Nested cross-validation is a powerful technique in machine learning that helps overcome limitations of traditional cross-validation, particularly when tuning hyperparameters. Here's a breakdown of how it works in scikit-learn:

**The Problem:**

Traditional k-fold cross-validation evaluates model performance on unseen data, but it doesn't directly address hyperparameter tuning. Choosing the "best" parameters based on cross-validation accuracy can overfit, leading to poor performance on new data.

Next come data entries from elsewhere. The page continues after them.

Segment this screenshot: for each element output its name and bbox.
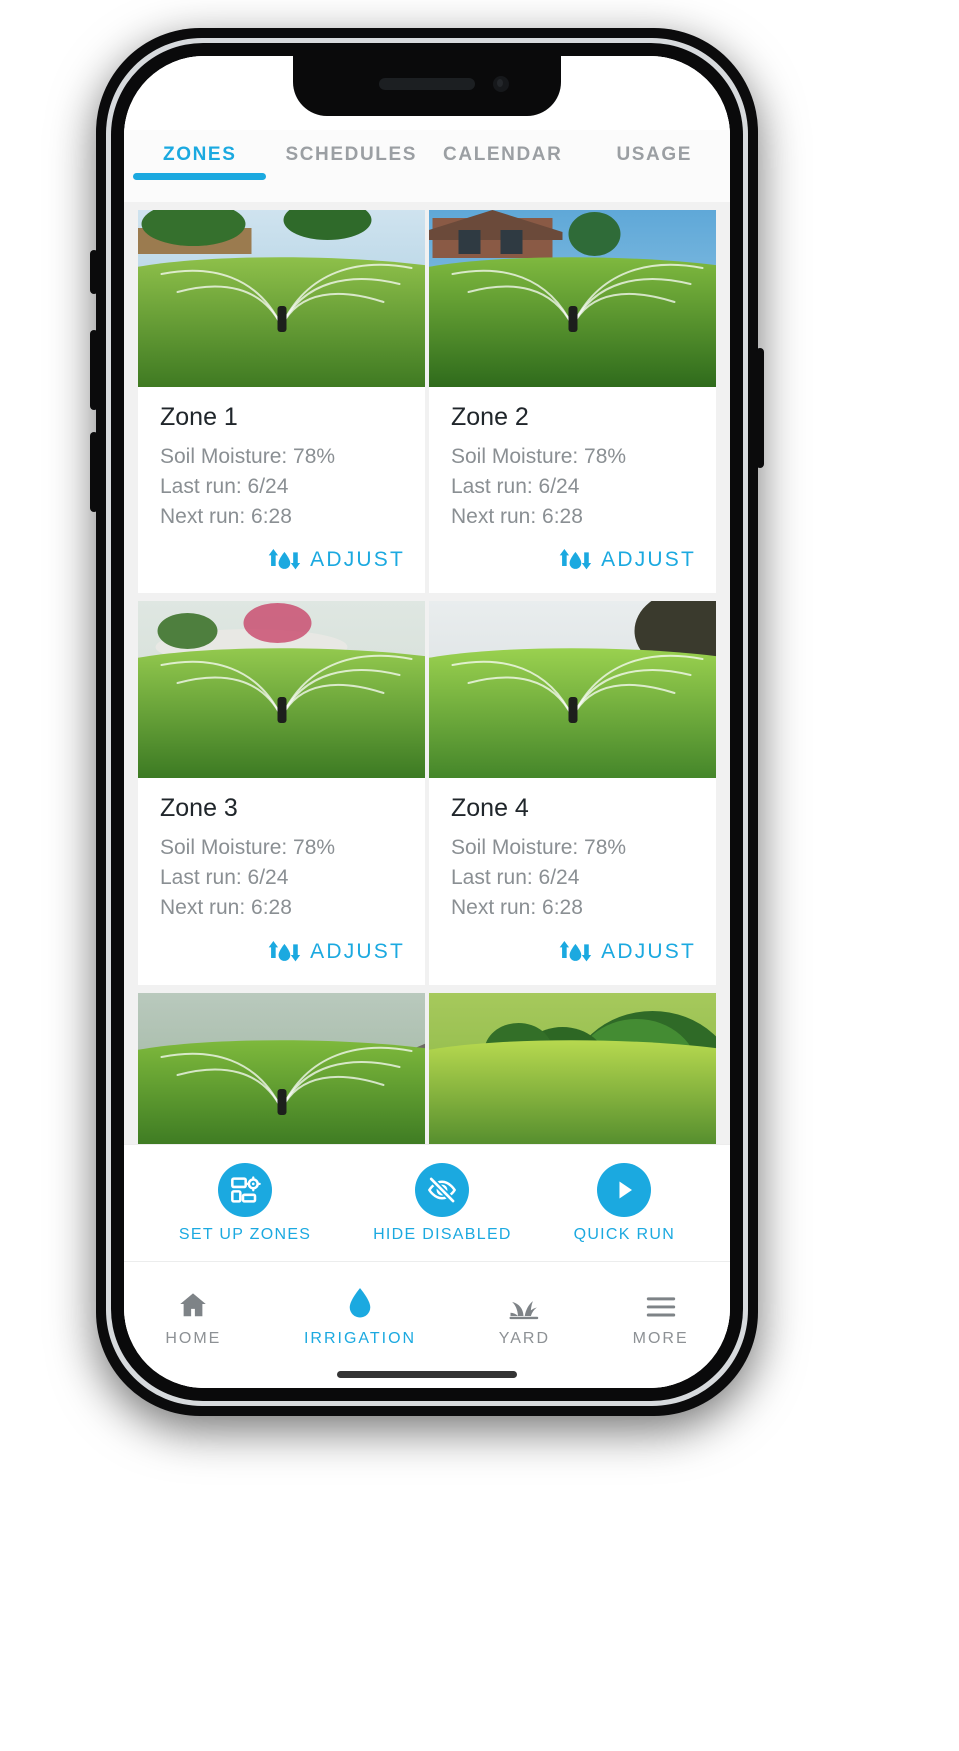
tab-schedules-label: SCHEDULES [285,144,418,165]
arrows-droplet-icon [267,547,301,573]
zone-info: Zone 2 Soil Moisture: 78% Last run: 6/24 Ne… [429,387,716,537]
nav-item-home[interactable]: HOME [165,1288,221,1348]
tab-schedules[interactable]: SCHEDULES [276,136,428,166]
adjust-label: ADJUST [310,548,405,572]
tab-usage[interactable]: USAGE [579,136,731,166]
zone-photo [138,210,425,387]
arrows-droplet-icon [558,547,592,573]
zone-name: Zone 1 [160,403,238,431]
earpiece-speaker [379,78,475,90]
zone-card[interactable]: Zone 6Soil Moisture: 78%Last run: 6/24Ne… [429,992,716,1145]
arrows-droplet-icon [558,939,592,965]
zone-photo [429,992,716,1145]
zone-photo [138,601,425,779]
nav-more-label: MORE [632,1330,689,1347]
zone-last-run: Last run: 6/24 [160,866,289,890]
zone-card[interactable]: Zone 2 Soil Moisture: 78% Last run: 6/24 Ne… [429,210,716,594]
app-container: ZONES SCHEDULES CALENDAR USAGE Zone 1 Soi… [124,56,730,1388]
zone-next-run: Next run: 6:28 [451,896,583,920]
zone-grid: Zone 1 Soil Moisture: 78% Last run: 6/24 Ne… [124,210,730,1145]
nav-yard-label: YARD [498,1330,551,1347]
top-tab-bar: ZONES SCHEDULES CALENDAR USAGE [124,130,730,202]
nav-irrigation-label: IRRIGATION [303,1330,417,1347]
zone-name: Zone 4 [451,794,529,823]
hide-disabled-button[interactable]: HIDE DISABLED [373,1162,512,1244]
zones-scroll-area[interactable]: Zone 1 Soil Moisture: 78% Last run: 6/24 Ne… [124,202,730,1145]
zone-card-footer: ADJUST [429,537,716,593]
zone-soil-moisture: Soil Moisture: 78% [160,836,336,860]
mute-switch[interactable] [90,250,98,294]
zone-last-run: Last run: 6/24 [451,474,580,498]
zone-next-run: Next run: 6:28 [160,504,292,528]
grass-icon [506,1288,542,1320]
zone-next-run: Next run: 6:28 [451,504,583,528]
power-button[interactable] [756,348,764,468]
zone-info: Zone 4 Soil Moisture: 78% Last run: 6/24 Ne… [429,778,716,928]
tab-calendar-label: CALENDAR [443,144,563,165]
zone-card[interactable]: Zone 1 Soil Moisture: 78% Last run: 6/24 Ne… [138,210,425,594]
volume-down-button[interactable] [90,432,98,512]
nav-home-label: HOME [165,1330,222,1347]
zone-card-footer: ADJUST [429,929,716,985]
nav-item-irrigation[interactable]: IRRIGATION [304,1288,416,1348]
zone-setup-gear-icon [218,1162,273,1217]
zone-photo [429,601,716,779]
home-icon [175,1288,211,1320]
adjust-label: ADJUST [601,548,696,572]
zone-action-bar: SET UP ZONES HIDE DISABLED QUICK RUN [124,1145,730,1261]
nav-item-yard[interactable]: YARD [499,1288,550,1348]
zone-name: Zone 2 [451,403,529,431]
bottom-navigation-bar: HOME IRRIGATION YARD MORE [124,1261,730,1388]
eye-off-icon [415,1162,470,1217]
zone-soil-moisture: Soil Moisture: 78% [451,445,627,468]
tab-usage-label: USAGE [616,144,693,165]
zone-card[interactable]: Zone 5Soil Moisture: 78%Last run: 6/24Ne… [138,992,425,1145]
adjust-button[interactable]: ADJUST [558,547,696,573]
front-camera [493,76,509,92]
zone-photo [429,210,716,387]
water-drop-icon [342,1288,378,1320]
tab-zones[interactable]: ZONES [124,136,276,180]
nav-item-more[interactable]: MORE [633,1288,689,1348]
phone-screen: ZONES SCHEDULES CALENDAR USAGE Zone 1 Soi… [124,56,730,1388]
volume-up-button[interactable] [90,330,98,410]
zone-soil-moisture: Soil Moisture: 78% [160,445,336,468]
zone-info: Zone 3 Soil Moisture: 78% Last run: 6/24 Ne… [138,778,425,928]
zone-photo [138,992,425,1145]
zone-name: Zone 3 [160,794,238,823]
play-icon [597,1162,652,1217]
adjust-label: ADJUST [601,939,696,963]
set-up-zones-button[interactable]: SET UP ZONES [178,1162,312,1244]
adjust-label: ADJUST [310,939,405,963]
zone-card-footer: ADJUST [138,929,425,985]
tab-calendar[interactable]: CALENDAR [427,136,579,166]
zone-last-run: Last run: 6/24 [160,474,289,498]
adjust-button[interactable]: ADJUST [267,939,405,965]
arrows-droplet-icon [267,939,301,965]
adjust-button[interactable]: ADJUST [267,547,405,573]
zone-card-footer: ADJUST [138,537,425,593]
zone-card[interactable]: Zone 4 Soil Moisture: 78% Last run: 6/24 Ne… [429,601,716,985]
zone-last-run: Last run: 6/24 [451,866,580,890]
tab-zones-label: ZONES [163,144,237,165]
zone-card[interactable]: Zone 3 Soil Moisture: 78% Last run: 6/24 Ne… [138,601,425,985]
home-indicator [337,1371,517,1378]
screenshot-root: ZONES SCHEDULES CALENDAR USAGE Zone 1 Soi… [0,0,959,1751]
set-up-zones-label: SET UP ZONES [178,1225,312,1243]
hide-disabled-label: HIDE DISABLED [373,1225,512,1243]
quick-run-button[interactable]: QUICK RUN [573,1162,676,1244]
quick-run-label: QUICK RUN [573,1225,676,1243]
zone-next-run: Next run: 6:28 [160,896,292,920]
adjust-button[interactable]: ADJUST [558,939,696,965]
zone-info: Zone 1 Soil Moisture: 78% Last run: 6/24 Ne… [138,387,425,537]
zone-soil-moisture: Soil Moisture: 78% [451,836,627,860]
hamburger-menu-icon [643,1288,679,1320]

**Nested Cross-Validation to the Rescue:**

- **Outer Loop:**
    - Splits the dataset into k outer folds.
    - For each fold:
        - **Inner Loop:**
            - Further splits the inner fold into smaller folds (e.g., k' folds).
            - For each inner fold:
                - Splits the inner fold into training and validation sets.
                - Tunes hyperparameters using grid search or random search within the training set.
                - Evaluates the tuned model on the validation set.
            - Selects the best hyperparameter combination based on average performance across inner folds.
        - Trains the final model with the chosen hyperparameters on the entire inner fold (excluding the validation sets).
        - Evaluates the final model on the hold-out test set from the outer fold.
    - Averages the test set performance across all outer folds to estimate the model's generalizability.

**Benefits:**

* **Reduces overfitting:** Hyperparameter tuning and model evaluation happen on separate data, preventing both biases from influencing each other.
* **More reliable performance estimation:** Provides a more robust and realistic estimate of how well the model generalises to unseen data.
* **Flexible with various algorithms:** Scikit-learn offers tools like `GridSearchCV` and `RandomizedSearchCV` that seamlessly integrate nested cross-validation within various models.

**Drawbacks:**

* **Computationally expensive:** Requires multiple rounds of training and evaluation, increasing computation time.
* **Careful planning needed:** Choosing the right number of folds for both inner and outer loops is crucial to avoid bias and ensure reliable results.

Nested cross-validation is a valuable tool for hyperparameter tuning, but it's not a magic bullet. Consider its trade-offs, understand its implementation, and tailor it to your specific problem for optimal results.